How to resolve 403 errors using nitpick_ignore_regex in Sphinx with linkcheck?

144 Views Asked by At

I am using make linkcheck in Sphinx to find broken or otherwise problematic links in my documentation (.rst files). I fixed all links but two Intel links that keep coming up with the following 403 error message:

(CustomizingTheWorkflow/ConfigWorkflow: line 1109) broken    https://www.intel.com/content/www/us/en/docs/cpp-compiler/developer-guide-reference/2021-10/thread-affinity-interface.html - 403 Client Error: Forbidden for url: https://www.intel.com/content/www/us/en/docs/cpp-compiler/developer-guide-reference/2021-10/thread-affinity-interface.html
(BuildingRunningTesting/ContainerQuickstart: line   26) broken    https://www.intel.com/content/www/us/en/developer/tools/oneapi/hpc-toolkit-download.html - 403 Client Error: Forbidden for url: https://www.intel.com/content/www/us/en/developer/tools/oneapi/hpc-toolkit-download.html

However, both links work fine in the browser, and a "curl -I https://link..." command from the Terminal returns a 200 status code.

I tried to use nitpick_ignore_regex to ignore the links, but I think I must be doing something wrong because the error messages still come up. At the moment, I have the following in my conf.py file:

nitpick_ignore_regex = [r'https://www\.intel\.com/content/www/us/en/docs/cpp\-compiler/developer\-guide\-reference/2021\-10/thread\-affinity\-interface\.html',
                        r'https://www\.intel\.com/content/www/us/en/developer/tools/oneapi/hpc\-toolkit\-download\.html',
                       ]

I have also tried using tuples in the form (type, target) like in the Sphinx documentation, but I'm not sure what "type" or domain is appropriate, and r'.*:.*' has not yielded any success. I assume target is the link, but perhaps my regular expression is wrong. The only other thing I could think of is a user-agent issue.

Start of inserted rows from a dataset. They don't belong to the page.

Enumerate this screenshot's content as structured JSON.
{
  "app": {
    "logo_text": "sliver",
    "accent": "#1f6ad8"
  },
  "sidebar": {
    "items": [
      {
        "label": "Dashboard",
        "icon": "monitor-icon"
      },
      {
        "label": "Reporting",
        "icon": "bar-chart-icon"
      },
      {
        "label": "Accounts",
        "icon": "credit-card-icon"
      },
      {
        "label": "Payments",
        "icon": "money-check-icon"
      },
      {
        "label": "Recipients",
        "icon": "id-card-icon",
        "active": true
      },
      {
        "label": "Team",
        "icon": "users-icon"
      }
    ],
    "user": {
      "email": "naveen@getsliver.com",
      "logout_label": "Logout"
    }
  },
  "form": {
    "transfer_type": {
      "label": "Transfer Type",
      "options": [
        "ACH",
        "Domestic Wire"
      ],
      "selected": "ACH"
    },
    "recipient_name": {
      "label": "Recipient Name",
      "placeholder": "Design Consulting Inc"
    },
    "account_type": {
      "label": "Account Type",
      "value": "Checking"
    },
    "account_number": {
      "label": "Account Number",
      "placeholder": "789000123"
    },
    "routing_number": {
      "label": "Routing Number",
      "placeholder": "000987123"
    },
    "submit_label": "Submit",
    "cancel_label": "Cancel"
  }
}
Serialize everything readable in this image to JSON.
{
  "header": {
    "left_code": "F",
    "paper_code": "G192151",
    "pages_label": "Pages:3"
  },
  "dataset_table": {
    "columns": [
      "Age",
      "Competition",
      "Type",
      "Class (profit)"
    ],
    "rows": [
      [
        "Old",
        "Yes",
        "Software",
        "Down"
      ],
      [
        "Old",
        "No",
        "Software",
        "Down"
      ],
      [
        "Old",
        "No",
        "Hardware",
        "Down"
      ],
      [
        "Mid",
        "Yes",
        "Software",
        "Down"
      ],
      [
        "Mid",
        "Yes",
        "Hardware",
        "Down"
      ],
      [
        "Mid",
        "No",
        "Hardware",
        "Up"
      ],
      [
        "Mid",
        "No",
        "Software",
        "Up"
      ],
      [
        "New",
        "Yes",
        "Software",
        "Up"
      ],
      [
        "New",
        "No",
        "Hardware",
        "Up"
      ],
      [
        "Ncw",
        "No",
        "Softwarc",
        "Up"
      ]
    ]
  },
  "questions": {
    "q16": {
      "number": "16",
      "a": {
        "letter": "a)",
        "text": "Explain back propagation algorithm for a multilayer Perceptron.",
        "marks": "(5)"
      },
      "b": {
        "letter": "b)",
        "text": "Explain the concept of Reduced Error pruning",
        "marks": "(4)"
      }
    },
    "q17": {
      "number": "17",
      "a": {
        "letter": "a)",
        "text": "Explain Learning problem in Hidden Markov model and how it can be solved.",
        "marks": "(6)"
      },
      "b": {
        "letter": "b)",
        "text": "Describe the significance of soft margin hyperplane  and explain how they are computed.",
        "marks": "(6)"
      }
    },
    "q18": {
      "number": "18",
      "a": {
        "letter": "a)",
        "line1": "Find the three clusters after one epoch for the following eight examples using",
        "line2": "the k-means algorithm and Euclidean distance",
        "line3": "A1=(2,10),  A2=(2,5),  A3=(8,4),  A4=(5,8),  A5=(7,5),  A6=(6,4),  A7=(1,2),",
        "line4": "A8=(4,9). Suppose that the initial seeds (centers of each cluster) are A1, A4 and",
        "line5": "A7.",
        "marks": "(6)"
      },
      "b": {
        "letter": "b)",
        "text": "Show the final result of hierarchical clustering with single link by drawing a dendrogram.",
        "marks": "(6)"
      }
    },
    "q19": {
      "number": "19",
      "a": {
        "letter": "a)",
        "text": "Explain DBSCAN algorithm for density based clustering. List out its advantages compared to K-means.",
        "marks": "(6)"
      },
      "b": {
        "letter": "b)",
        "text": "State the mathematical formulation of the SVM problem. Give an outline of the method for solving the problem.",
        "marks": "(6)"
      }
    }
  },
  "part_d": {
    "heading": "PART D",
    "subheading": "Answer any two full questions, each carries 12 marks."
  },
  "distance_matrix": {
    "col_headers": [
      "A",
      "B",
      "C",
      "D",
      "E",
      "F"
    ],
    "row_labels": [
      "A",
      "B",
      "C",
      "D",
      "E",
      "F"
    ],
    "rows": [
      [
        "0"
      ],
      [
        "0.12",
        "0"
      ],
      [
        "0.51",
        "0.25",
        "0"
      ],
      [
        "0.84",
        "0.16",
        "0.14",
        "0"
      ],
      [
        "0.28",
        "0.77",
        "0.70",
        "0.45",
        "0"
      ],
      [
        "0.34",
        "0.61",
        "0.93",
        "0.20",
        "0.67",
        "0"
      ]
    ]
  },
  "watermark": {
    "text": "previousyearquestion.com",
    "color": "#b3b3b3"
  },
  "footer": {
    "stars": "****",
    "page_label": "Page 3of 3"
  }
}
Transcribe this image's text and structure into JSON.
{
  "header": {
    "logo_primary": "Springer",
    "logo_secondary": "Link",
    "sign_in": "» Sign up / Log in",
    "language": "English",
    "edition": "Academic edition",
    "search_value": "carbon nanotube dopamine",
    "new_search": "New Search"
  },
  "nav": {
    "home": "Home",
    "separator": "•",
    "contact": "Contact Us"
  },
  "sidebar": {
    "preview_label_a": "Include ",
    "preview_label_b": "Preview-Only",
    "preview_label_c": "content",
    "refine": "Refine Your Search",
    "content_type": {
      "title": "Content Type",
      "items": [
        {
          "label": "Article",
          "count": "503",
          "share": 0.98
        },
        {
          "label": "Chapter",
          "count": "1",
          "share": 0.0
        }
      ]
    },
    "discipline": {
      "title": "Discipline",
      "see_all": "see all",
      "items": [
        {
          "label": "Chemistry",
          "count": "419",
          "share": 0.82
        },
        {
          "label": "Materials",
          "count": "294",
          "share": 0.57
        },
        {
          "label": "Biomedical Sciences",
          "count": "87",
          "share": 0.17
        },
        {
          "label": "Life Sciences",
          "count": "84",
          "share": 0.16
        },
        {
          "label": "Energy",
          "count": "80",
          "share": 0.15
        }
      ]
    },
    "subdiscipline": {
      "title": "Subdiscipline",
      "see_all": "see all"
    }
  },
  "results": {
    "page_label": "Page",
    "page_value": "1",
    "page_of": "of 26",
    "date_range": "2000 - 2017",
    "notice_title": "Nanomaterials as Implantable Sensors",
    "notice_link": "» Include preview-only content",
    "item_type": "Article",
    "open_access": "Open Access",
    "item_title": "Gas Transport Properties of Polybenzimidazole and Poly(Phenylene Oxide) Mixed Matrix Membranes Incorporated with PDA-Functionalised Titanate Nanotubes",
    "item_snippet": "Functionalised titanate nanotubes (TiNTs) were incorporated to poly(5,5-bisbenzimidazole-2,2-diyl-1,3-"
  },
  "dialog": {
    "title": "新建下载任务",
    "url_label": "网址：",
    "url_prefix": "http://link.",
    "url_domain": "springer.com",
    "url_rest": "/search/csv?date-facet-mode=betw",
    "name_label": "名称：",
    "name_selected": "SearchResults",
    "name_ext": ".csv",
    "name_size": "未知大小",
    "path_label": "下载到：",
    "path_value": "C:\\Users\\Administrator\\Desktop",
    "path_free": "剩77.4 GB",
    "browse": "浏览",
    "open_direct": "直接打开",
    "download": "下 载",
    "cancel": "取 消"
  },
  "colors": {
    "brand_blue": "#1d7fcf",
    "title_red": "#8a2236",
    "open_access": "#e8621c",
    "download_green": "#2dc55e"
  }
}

I've tried these two (one at a time) to no avail:

user_agent = "Mozilla/5.0 (X11; Linux x86_64) AppleWebKit/537.36 (KHTML, like Gecko) Chrome/121.0.0.0 Safari/537.36"
user_agent = "Mozilla/5.0 (Macintosh; Intel Mac OS X 10_11_2) AppleWebKit/601.3.9 (KHTML, like Gecko) Version/9.0.2 Safari/601.3.9"

Can anyone suggest a solution? Is there a better way to troubleshoot the appropriate user-agent string or more detailed information on how to determine the "type"/domain other than guess-and-check?

1

There are 1 best solutions below

0
On

nitpick_ignore_regex does not work since it affects internal cross-references only (in "nitpicky mode").

You should use linkcheck_ignore instead.

Here is an example that makes linkcheck ignore your problematic links:

linkcheck_ignore = ['.*thread-affinity', '.*hpc-toolkit-download']